Professor Nick Petford, Chair of last year's Gender Pay joint working group and Vice-Chancellor of the University of Northampton, said:

“The latest official earnings data show that the HE sector is making real progress in tackling the gender pay gap. While the sector pay gap remains just above the economy as a whole, it is gratifying to see a significant fall in the past year. Major sector initiatives such as Athena SWAN and Aurora have kept women’s careers and the gender pay gap at the top of institutional agendas and we hope that this continues to be the case in the years ahead. UCEA is pleased to have contributed to the sector’s work on tackling the pay gap through our joint work with HE trade unions which has included surveys of equal pay auditing, a literature review on the gender pay gap and, most recently, an in-depth investigation of action being taken by HE institutions to tackle gender pay gaps identified through equal pay reviews.
“With the conclusion of the 2015-16 final pay round UCEA will begin further joint work in this area as a key theme in the trade unions’ pay equality claim. The work will focus on developing a more sophisticated analysis on the sector’s gender pay gap data, looking at gender pay gaps between job levels and information on occupational segregation using data drawn from the existing datasets.”

* EIS, GMB, UCU, UNISON and Unite
** The report is freely available via the UCEA website
*** Such as the ONS Annual Survey of Hours and Earnings and the HESA Staff Record.

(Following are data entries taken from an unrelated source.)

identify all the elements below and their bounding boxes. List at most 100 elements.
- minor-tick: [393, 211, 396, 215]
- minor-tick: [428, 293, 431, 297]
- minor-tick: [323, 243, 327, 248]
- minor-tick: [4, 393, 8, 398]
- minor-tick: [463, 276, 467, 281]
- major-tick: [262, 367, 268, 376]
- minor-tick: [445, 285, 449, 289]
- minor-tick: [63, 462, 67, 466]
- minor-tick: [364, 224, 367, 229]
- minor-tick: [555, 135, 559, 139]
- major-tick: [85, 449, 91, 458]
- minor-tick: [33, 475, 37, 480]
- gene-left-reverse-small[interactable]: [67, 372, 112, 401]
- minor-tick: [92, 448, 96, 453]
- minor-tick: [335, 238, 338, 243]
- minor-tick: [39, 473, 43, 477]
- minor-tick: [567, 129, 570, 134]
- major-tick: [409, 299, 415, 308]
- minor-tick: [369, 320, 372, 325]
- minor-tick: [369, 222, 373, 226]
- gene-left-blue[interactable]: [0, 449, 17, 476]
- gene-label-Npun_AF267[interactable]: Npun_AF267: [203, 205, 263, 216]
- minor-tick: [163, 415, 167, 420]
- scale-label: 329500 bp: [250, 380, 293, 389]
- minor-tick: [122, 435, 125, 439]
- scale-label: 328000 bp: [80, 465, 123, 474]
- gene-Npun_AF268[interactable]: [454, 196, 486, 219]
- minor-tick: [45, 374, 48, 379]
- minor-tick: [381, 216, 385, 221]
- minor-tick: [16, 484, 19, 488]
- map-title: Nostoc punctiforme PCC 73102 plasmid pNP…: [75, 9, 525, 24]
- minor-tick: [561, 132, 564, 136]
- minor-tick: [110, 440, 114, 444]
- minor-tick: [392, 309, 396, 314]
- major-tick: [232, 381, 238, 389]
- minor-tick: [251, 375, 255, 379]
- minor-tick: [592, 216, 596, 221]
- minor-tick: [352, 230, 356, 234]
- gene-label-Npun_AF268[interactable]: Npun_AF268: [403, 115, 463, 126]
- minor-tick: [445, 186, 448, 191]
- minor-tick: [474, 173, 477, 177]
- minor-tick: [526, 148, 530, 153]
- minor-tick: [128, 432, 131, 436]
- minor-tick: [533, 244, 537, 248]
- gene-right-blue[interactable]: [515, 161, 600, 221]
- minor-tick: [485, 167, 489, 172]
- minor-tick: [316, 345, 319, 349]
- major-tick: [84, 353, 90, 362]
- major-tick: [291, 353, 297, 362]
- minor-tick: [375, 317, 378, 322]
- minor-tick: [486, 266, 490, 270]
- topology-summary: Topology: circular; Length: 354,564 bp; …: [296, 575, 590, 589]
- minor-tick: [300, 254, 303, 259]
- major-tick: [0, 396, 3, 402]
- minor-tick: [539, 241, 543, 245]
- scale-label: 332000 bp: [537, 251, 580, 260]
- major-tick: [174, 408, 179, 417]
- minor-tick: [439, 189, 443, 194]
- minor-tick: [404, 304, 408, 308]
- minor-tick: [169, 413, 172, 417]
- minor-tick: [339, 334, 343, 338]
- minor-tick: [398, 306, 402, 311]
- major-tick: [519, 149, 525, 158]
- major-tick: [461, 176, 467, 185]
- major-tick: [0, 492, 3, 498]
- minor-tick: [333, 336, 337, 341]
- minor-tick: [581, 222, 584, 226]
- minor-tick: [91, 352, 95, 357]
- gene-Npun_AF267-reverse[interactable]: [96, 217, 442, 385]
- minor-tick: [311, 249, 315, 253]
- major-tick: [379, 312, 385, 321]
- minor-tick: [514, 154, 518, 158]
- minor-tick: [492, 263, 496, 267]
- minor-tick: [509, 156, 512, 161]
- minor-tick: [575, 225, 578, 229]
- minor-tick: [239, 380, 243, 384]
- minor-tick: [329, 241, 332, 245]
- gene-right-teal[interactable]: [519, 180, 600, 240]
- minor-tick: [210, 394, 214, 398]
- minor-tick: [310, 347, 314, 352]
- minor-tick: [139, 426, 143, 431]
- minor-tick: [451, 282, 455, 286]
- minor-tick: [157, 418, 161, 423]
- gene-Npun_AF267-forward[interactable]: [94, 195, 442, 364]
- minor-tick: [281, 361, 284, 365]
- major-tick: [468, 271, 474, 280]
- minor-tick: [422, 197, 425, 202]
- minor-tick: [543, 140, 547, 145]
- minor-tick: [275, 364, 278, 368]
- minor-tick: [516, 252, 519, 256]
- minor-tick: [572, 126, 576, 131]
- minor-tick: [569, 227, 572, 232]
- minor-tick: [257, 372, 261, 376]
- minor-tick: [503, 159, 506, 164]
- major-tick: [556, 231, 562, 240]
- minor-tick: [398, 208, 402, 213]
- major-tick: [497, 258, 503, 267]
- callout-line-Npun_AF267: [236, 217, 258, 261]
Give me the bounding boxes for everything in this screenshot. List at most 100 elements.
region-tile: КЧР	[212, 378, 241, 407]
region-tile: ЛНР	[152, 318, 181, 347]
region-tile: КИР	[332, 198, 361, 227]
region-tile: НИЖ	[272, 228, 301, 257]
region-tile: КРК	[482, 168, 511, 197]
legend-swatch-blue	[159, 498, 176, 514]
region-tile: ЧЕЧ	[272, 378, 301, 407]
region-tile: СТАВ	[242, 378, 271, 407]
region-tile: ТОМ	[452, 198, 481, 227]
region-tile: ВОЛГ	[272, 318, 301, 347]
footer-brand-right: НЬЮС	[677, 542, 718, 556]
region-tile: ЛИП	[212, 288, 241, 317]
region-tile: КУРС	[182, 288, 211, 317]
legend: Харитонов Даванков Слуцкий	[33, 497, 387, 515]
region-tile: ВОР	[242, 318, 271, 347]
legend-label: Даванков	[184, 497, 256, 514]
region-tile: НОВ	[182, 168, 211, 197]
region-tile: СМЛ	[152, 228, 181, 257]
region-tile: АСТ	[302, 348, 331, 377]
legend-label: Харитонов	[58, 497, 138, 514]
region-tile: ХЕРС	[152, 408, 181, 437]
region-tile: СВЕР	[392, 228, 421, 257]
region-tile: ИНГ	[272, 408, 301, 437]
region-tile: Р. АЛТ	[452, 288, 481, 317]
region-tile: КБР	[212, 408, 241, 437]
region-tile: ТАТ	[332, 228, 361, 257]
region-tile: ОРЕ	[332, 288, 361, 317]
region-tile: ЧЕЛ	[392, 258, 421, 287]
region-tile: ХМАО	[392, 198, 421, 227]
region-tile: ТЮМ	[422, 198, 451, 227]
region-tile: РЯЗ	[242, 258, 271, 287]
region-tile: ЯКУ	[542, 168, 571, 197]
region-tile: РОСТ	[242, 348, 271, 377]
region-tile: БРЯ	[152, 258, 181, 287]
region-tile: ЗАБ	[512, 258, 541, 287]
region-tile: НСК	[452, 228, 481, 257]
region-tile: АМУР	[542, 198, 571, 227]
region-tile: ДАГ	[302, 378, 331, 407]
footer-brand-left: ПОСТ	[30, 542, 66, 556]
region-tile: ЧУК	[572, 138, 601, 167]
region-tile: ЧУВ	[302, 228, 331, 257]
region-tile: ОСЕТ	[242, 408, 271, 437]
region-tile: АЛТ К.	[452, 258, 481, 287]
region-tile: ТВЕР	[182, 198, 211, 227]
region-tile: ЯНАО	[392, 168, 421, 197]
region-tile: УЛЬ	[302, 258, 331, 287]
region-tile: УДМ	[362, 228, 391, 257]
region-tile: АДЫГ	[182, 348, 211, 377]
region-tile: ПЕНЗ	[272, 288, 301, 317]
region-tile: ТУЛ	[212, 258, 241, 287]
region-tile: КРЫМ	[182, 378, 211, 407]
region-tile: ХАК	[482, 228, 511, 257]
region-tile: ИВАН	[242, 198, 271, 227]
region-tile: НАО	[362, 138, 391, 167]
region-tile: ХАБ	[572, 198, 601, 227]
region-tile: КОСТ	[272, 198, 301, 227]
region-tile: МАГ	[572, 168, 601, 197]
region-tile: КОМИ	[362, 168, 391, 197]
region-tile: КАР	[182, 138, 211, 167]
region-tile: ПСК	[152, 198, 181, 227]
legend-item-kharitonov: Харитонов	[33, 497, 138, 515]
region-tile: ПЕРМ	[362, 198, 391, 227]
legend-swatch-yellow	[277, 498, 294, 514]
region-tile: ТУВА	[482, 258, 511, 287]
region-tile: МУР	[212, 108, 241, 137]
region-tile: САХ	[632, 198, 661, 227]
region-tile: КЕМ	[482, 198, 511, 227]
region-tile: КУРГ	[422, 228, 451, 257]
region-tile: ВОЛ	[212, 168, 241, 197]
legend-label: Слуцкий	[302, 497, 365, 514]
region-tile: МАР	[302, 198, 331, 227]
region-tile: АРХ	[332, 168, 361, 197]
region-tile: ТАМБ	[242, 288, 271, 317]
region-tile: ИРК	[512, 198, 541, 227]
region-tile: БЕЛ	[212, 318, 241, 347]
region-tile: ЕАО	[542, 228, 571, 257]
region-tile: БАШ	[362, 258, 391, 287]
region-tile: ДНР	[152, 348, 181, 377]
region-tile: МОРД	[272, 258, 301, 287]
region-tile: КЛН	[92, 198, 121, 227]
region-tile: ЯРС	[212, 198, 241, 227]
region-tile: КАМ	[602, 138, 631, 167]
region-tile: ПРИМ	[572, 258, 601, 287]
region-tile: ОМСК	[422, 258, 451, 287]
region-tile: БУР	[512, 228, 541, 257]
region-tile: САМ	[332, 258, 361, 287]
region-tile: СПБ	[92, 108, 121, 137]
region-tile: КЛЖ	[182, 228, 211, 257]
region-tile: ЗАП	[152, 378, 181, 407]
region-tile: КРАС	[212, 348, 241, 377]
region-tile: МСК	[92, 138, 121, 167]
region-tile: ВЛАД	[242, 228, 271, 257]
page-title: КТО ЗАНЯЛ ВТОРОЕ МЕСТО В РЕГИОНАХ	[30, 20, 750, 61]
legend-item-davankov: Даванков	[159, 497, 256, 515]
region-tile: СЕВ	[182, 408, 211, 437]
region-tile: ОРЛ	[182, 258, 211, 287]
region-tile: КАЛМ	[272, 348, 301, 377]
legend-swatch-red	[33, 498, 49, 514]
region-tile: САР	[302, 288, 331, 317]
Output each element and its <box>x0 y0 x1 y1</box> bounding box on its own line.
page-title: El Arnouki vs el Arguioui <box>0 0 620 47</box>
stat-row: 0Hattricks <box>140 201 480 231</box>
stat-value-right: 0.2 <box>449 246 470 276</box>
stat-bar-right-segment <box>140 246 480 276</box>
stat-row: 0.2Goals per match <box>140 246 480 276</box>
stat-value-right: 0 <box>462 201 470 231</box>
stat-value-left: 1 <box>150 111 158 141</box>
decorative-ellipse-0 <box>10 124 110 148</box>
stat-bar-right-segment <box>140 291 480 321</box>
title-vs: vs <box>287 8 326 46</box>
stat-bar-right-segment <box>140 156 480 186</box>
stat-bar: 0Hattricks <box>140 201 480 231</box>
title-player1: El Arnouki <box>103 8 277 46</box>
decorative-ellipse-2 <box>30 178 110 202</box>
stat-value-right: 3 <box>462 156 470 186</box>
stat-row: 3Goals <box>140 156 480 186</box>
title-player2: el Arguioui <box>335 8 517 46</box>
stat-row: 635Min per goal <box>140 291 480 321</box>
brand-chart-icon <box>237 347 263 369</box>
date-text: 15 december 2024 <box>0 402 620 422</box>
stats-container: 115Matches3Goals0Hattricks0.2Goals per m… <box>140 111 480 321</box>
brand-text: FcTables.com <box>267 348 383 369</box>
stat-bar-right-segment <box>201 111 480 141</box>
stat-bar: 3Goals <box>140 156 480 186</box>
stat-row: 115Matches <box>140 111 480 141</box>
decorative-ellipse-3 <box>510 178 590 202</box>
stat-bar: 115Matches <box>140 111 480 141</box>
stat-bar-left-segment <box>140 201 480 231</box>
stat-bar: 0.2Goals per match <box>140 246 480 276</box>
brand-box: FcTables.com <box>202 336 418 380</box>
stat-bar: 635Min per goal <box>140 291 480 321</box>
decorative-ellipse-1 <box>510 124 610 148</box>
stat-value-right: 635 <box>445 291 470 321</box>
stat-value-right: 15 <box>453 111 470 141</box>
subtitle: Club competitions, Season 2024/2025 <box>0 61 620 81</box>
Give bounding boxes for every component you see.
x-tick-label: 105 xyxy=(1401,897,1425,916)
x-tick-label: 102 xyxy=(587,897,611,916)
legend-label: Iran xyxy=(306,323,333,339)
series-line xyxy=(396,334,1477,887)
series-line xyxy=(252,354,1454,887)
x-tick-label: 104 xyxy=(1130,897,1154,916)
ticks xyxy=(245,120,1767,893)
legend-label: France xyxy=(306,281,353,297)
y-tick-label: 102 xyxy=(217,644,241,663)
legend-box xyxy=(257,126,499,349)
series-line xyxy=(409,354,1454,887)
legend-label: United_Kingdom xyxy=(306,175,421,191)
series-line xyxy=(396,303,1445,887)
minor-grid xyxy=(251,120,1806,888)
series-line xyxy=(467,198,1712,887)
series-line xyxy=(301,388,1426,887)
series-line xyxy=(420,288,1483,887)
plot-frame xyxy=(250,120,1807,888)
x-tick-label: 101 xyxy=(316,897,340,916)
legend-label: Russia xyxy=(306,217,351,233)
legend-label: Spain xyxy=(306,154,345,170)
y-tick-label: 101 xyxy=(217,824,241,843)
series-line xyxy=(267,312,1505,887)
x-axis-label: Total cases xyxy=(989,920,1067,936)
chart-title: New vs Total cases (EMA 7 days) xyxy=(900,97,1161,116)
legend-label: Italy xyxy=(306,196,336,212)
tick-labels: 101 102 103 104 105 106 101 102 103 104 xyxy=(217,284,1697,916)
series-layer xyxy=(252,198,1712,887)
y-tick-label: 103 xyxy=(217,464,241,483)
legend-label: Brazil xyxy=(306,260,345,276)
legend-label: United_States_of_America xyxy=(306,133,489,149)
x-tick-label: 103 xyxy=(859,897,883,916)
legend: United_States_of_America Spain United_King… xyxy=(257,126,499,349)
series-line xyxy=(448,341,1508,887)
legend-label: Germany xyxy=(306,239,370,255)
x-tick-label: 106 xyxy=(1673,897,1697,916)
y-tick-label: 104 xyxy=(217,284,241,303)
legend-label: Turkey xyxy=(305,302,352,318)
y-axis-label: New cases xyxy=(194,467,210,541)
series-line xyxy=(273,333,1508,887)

For further information from the employers’ side please contact Andy Fryer, Head of Communications and Membership or Marc Whittaker, Communications and Events Officer. Call 020 7383 2444.

Notes for editors

The pay gaps presented here are calculated using full-time hourly earnings excluding overtime and represent the difference been male and female employees’ earnings as a percentage of male earnings. This is the preferred methodology used by the ONS for its published figures and therefore the HE figures are directly comparable with those for the wider economy.

Gender pay gap figures

Higher education sector  (Full-time hourly earnings excluding overtime (£s))

Year Male Female Gender
2014 20.06 17.35 13.5%
2015 20.08 17.86 11.1%


Higher education teaching professionals (Full-time hourly earnings excluding overtime (£s))

Year Male Female Gender
2014 25.81 23.40 9.3%
2015 26.25 23.85 9.1%

Source: Annual Survey of Hours and Earnings. Tables 14.6a and 16.6a. The figures for HE teaching professionals include a small number (c. 10%) of employees that do not work in the HE sector – UCEA publishes an annual set of figures that remove these employees from the sample. These figures will be available in 2016.

For all HE sector employees, the gap fell from 16% in 2014 to 14.7%. This is considerably lower than the all employee gap in the wider economy which is 19.2%.

For HE teaching professionals the all employee gap is 8.2%, down from 8.5% in 2014.